Games in Canada and Mexico: Each nation would get seven group stage games, two Round of 32 games and one Round of 16 game.

Would the U.S. play in Philadelphia? That's one of the biggest questions locally. Of course, it's probably one of the biggest questions for all the U.S. cities in the bid.

The bid proposes that the tournament generally moves from the West Coast to the East Coast. There's a proposed game schedule in the bid book, but it has to be vague because there are 17 U.S. cities still on the table and only 10 will make the cut.

Put a big emphasis on the word proposed in "proposed game schedule," because ultimately, FIFA has the final say. For example, the North American bid would like to have three games on opening day — one each in Toronto, Mexico City and Los Angeles — because there are three host countries. Traditionally, there's just one game on opening day.

Another tradition is that the tournament usually kicks off on the second Friday of June. If that happens in 2026, according to the proposed schedule, July 4 would be an off day. The odds of there being no games on that day are slim, and made even slimmer by the fact that July 4, 2026 is a Saturday.

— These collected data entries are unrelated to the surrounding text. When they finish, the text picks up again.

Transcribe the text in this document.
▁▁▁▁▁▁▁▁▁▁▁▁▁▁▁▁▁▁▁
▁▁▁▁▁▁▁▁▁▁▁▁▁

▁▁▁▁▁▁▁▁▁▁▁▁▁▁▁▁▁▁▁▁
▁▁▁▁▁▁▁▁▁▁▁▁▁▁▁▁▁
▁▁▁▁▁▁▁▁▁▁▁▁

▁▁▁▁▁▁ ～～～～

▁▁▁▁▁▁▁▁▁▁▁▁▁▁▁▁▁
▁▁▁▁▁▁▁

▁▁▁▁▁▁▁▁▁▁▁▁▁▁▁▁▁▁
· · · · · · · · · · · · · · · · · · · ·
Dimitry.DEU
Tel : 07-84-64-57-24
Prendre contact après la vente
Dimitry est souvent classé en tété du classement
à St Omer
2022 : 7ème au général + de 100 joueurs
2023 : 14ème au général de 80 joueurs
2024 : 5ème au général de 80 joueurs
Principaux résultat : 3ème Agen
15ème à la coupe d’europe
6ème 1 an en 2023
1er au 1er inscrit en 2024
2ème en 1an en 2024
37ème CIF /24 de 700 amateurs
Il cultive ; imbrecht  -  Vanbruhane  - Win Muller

Even FIFA's bureaucrats in Switzerland are smart enough to know that. (And rest assured that people behind the scenes of the North American bid are smart enough to know it would be a good idea for the United States to play that day, maybe even in Philadelphia.)

The more important conclusion to draw is that the bid committee is fine with the U.S. playing multiple times in a given city. The proposed schedule would have the Americans play their Round of 16 game in the same city as the final if they win their group. If they finish second, they'd play their Round of 16 game in the same city as one of the semifinals.

Again, don't assume that's how things would actually play out. But the bid book puts the idea out there intentionally.

That might surprise fans who hope the U.S. plays in as many cities as possible, so that the greatest number of potential fans can watch the team in person.

The players are a higher priority than the fans in that regard. The bid book puts a big priority on regionalizing teams' travel itineraries so that they don't have to fly all over the place.

In the end, for as fun as the parlor games are, they're mostly a waste of time. This much is for sure: The bid organizers really like Philadelphia, for its stadium and its public transit (yes, really) and its location in the middle of lots of other big cities where games could be played.

And because 2026 is America's 250th birthday, it's a safe bet that if America's birthplace makes the final cut of host cities, it will get plenty of time in the spotlight.